Here’s how it happened:

In the early 20th century, scientists were making huge strides in the study of genetics.  You may have heard of Gregor Mendel, a Czech-born monk who worked out the principles of inheritance by doing experiments with garden peas.  Mendel had discovered how different traits, such as flower color, were passed on from one generation of peas to the next.  It was a massive insight, but unfortunately his work was ignored for 30 years. Once rediscovered, scientists combined Mendel’s ideas with those of Charles Darwin, leading to explosive progress in the studies of genetics and evolution.

At about the same time, Lysenko was working in the agricultural fields in the Soviet Union. Lysenko dismissed Mendel’s and Darwin’s principles, convinced that traits an organism acquired during its life could be passed on to the next generation. This is contrary to actual laws of inheritance and many of his fellow Soviet scientists heartily disagreed with him. However, Lysenko’s beliefs were consistent with Marxist concepts that people improved after living under socialism and would pass these personal enhancements on to future generations. Despite a complete lack of scientific support, Josef Stalin elevated Lysenko to the top post in Soviet genetics. Dissenting scientists were imprisoned, and Soviet genetics came to a complete halt. It wasn’t until Stalin died that the pall began to lift, Lysenko was revealed to be a fraud, and true Soviet scientists came out from the shadows. In 1964, physicist Andrei Sakharov spoke out against Lysenko saying, “He is responsible for the shameful backwardness of Soviet biology and of genetics in particular, for the dissemination of pseudo-scientific views, for adventurism, for the degradation of learning, and for the defamation, firing, arrest, even death, of many genuine scientists.”
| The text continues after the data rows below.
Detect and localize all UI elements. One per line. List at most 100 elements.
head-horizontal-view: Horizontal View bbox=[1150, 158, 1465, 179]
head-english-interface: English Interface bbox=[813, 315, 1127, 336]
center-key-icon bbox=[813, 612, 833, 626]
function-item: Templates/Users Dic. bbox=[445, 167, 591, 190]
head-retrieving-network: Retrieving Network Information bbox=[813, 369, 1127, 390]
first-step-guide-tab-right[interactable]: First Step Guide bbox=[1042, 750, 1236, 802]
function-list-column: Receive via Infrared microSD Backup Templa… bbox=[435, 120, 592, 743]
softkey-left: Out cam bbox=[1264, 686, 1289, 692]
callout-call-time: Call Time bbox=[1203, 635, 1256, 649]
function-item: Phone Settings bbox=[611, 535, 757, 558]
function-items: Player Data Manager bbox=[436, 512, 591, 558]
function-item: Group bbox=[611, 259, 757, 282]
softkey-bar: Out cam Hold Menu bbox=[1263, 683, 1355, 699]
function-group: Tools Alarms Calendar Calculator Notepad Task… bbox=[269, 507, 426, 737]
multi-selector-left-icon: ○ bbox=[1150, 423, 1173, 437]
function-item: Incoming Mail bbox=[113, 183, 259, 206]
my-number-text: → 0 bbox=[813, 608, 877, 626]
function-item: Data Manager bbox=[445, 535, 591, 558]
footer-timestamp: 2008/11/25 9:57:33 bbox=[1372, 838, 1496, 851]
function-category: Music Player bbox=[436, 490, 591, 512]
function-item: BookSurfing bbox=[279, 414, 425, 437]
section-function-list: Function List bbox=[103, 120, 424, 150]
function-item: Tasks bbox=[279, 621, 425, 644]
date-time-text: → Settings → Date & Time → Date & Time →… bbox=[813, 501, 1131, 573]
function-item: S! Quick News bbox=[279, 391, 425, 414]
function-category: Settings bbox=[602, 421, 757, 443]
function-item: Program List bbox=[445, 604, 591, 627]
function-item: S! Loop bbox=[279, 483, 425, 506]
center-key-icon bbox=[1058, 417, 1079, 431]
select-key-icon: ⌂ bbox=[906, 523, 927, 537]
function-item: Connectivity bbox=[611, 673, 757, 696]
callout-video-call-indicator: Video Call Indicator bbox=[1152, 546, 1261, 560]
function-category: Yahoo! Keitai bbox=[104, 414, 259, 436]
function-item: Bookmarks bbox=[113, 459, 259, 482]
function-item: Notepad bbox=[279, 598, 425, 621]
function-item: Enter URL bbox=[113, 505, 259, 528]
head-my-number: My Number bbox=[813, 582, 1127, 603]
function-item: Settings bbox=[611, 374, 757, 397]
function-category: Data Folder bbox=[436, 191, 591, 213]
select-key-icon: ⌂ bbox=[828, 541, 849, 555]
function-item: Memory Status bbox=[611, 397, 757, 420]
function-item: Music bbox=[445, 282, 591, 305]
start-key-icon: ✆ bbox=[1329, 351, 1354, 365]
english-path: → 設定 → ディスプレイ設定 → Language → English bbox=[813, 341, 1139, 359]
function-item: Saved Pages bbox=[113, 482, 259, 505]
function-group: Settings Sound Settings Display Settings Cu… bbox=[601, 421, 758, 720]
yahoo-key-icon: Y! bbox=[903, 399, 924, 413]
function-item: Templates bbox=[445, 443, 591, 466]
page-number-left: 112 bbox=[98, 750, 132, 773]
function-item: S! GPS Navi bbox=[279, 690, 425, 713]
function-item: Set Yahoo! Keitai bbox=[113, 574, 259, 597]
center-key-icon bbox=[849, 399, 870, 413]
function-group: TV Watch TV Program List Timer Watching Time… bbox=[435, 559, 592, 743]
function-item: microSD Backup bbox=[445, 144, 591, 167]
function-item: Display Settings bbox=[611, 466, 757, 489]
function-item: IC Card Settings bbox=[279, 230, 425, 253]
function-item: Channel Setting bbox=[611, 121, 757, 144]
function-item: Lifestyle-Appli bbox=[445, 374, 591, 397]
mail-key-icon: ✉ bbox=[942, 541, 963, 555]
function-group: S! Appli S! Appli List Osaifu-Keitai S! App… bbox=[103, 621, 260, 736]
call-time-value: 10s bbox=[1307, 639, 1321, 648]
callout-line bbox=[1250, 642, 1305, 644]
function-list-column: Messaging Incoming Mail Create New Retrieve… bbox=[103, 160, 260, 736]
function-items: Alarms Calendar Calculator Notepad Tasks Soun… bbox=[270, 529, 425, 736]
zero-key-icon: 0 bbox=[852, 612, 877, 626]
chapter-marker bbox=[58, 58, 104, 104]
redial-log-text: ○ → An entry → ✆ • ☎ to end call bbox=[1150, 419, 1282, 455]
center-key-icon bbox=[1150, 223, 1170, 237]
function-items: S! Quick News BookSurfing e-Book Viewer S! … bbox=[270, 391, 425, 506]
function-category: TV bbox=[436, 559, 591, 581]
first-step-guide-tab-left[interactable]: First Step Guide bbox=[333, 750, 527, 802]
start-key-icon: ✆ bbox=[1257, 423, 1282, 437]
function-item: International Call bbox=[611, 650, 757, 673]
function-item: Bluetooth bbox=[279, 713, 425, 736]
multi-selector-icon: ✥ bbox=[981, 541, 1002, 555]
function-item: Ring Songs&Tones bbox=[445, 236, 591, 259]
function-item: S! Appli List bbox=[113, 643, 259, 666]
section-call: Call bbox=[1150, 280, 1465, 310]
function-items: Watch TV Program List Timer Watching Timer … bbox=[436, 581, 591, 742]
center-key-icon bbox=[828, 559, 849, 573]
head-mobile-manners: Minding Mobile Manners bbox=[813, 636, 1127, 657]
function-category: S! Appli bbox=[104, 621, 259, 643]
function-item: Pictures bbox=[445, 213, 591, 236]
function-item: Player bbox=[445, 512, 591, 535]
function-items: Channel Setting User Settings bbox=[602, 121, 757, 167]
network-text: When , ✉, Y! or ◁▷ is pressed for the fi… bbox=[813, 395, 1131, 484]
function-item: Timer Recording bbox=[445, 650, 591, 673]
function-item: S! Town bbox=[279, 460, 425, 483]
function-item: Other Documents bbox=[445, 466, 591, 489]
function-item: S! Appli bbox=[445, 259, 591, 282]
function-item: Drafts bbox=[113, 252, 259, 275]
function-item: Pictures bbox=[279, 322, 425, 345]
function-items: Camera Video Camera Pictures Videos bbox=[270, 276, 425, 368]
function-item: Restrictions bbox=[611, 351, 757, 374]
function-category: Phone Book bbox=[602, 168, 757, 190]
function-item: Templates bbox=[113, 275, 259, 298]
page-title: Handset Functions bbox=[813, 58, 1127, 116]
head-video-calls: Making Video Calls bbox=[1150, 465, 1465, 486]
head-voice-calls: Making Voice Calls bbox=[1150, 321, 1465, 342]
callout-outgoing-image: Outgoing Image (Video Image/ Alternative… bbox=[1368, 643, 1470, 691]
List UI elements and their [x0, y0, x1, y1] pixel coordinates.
Does this scenario sound familiar? I am not the first to recognize the similarities of the story of Lysenko and Soviet genetics with the politics surrounding the science of climate change in the United States. Despite overwhelming scientific evidence, some politicians insist there is no climate warming or that it is not human-caused.  The evidence shows otherwise. 15 of the warmest years ever recorded have occurred in the last 16 years. And you may have seen the recent news that Earth just experienced the hottest year on record – for the third straight year. Temperature is straightforward and easy to measure. Scientists simply look at the numbers on thermometers, average them for an entire year, and report:  the world is getting warmer. The concentration of CO2 in the atmosphere has gone up at an exponential rate. Sea level is rising as glaciers melt. Ocean temperatures are rising. There is a real “Northwest Passage” as arctic ice sheets melt. On average, ice is forming later on northern Wisconsin’s lakes. The list goes on. 

And yet, the Department of Energy was recently asked, by the incoming administration, to identify all scientists who had ever attended a climate change conference.  NASA, responsible for those pictures of shrinking ice sheets, may not be allowed to work on climate issues any more. In our own state, scientists have been penalized for working on climate change, and recently the WI DNR changed its statement about climate change on its website so that it now states that academic entities outside the WDNR are debating the reasons for the changes we are seeing. The causes of climate change are not being debated. There is broad scientific agreement that human activity is to blame and it is most certainly real. Despite these political word games, we are already seeing what a warmer world looks like. As one protestor’s sign said, “Ice doesn’t have an agenda, it just melts”.

Lysenko’s bogus science hung on until Stalin died.  Hopefully, here in the US we will be allowed to pursue the scientific method and not be stymied by politics. I would rather report on a few mishaps out in the field, than recount that our scientists are hamstrung by our own version of an old Soviet mistake.  

 

Susan Knight works for the University of Wisconsin-Madison’s Center for Limnology at Trout Lake Station and collaborates closely with the Wisconsin Department of Natural Resources. She is involved in many aspects of aquatic plants, including aquatic plant identification workshops and research on aquatic invasive plants. She is especially fond of bladderworts.